27 September 2013
Before the Avatar, the Mugshot
In this digital age, it is hard to escape the semiotics of the avatar; even at work we get to chose one for the staff directory or our internal social network. A recent acquisition, Defenders and Offenders (New York, 1888) offers a chance to peek at earlier versions of this artform: the mugshot. In this title, the Defenders – the lawmen of Brooklyn and New York – are given a page of biography and a large, elegant side portrait. The Offenders are presented face on (rarely entirely flattering), and squeezed into a grid of four. All are rendered in very compelling and understated chromolithography. We leave you, the reader, to decide which is most appropriate for us. .

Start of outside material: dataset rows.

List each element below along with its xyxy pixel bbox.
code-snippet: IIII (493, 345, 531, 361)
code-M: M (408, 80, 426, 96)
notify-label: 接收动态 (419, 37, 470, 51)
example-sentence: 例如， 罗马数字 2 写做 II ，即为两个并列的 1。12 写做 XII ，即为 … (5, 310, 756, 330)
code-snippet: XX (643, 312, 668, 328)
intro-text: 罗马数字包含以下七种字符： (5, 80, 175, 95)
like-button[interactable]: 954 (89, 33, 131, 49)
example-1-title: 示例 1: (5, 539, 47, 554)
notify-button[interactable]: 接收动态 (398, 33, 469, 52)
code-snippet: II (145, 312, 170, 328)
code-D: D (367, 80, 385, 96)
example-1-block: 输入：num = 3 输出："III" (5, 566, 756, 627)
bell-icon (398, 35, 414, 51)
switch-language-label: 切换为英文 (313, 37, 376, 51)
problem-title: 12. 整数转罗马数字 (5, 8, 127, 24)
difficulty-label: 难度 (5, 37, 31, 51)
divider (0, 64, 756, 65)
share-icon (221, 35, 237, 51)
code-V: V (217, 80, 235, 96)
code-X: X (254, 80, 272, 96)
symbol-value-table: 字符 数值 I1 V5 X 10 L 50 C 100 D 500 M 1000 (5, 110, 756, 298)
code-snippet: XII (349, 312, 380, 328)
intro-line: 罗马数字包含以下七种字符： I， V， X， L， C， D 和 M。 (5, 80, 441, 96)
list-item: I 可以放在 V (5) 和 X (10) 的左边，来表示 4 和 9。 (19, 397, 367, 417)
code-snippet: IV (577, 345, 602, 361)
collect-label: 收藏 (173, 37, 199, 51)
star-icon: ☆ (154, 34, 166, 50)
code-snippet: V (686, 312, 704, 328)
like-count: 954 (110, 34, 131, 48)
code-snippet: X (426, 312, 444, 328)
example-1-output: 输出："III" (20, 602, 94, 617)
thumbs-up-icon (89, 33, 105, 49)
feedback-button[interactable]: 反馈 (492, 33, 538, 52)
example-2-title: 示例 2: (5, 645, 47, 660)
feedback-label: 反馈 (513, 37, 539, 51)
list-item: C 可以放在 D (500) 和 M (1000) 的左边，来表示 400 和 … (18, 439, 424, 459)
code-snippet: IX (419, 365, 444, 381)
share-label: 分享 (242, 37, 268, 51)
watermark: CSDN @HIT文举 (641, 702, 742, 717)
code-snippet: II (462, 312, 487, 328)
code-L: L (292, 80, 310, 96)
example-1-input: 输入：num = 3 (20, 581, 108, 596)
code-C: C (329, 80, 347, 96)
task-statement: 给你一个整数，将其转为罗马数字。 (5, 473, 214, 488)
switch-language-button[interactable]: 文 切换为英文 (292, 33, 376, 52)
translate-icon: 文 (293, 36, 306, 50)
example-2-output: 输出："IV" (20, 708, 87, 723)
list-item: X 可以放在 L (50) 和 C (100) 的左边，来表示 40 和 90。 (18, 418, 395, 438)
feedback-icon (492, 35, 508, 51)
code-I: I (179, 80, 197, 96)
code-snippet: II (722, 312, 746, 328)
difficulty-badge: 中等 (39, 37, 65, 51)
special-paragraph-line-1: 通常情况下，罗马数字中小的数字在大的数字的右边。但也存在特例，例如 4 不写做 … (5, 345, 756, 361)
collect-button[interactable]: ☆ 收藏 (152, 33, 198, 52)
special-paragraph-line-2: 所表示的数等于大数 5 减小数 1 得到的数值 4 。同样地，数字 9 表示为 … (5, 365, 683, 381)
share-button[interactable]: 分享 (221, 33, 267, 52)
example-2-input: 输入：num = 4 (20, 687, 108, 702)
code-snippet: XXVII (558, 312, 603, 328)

Historians, particularly the historian of photography and science, have long paid attention to the cultural meanings of the mugshot. There is also surely something to be made of the rather mean text that accompanies each portrait: 'Mrs Hattie Connelly is an adventuress and swindler, and also known by the names of Carroll, Styles, Bruce and canal boat Hattie. Her latest adventure was in June, 1888, when she swindled an old man of 68 years of age, in Jersey City, out of over $2,000. Mrs. Connelly is fair, fat, and 40, and the way the old man was taken in by this clever confidence woman is something remarkable'. (There is an account of her case in The New York Times, 28 April 1888.) Law & Order: 1888, we await you.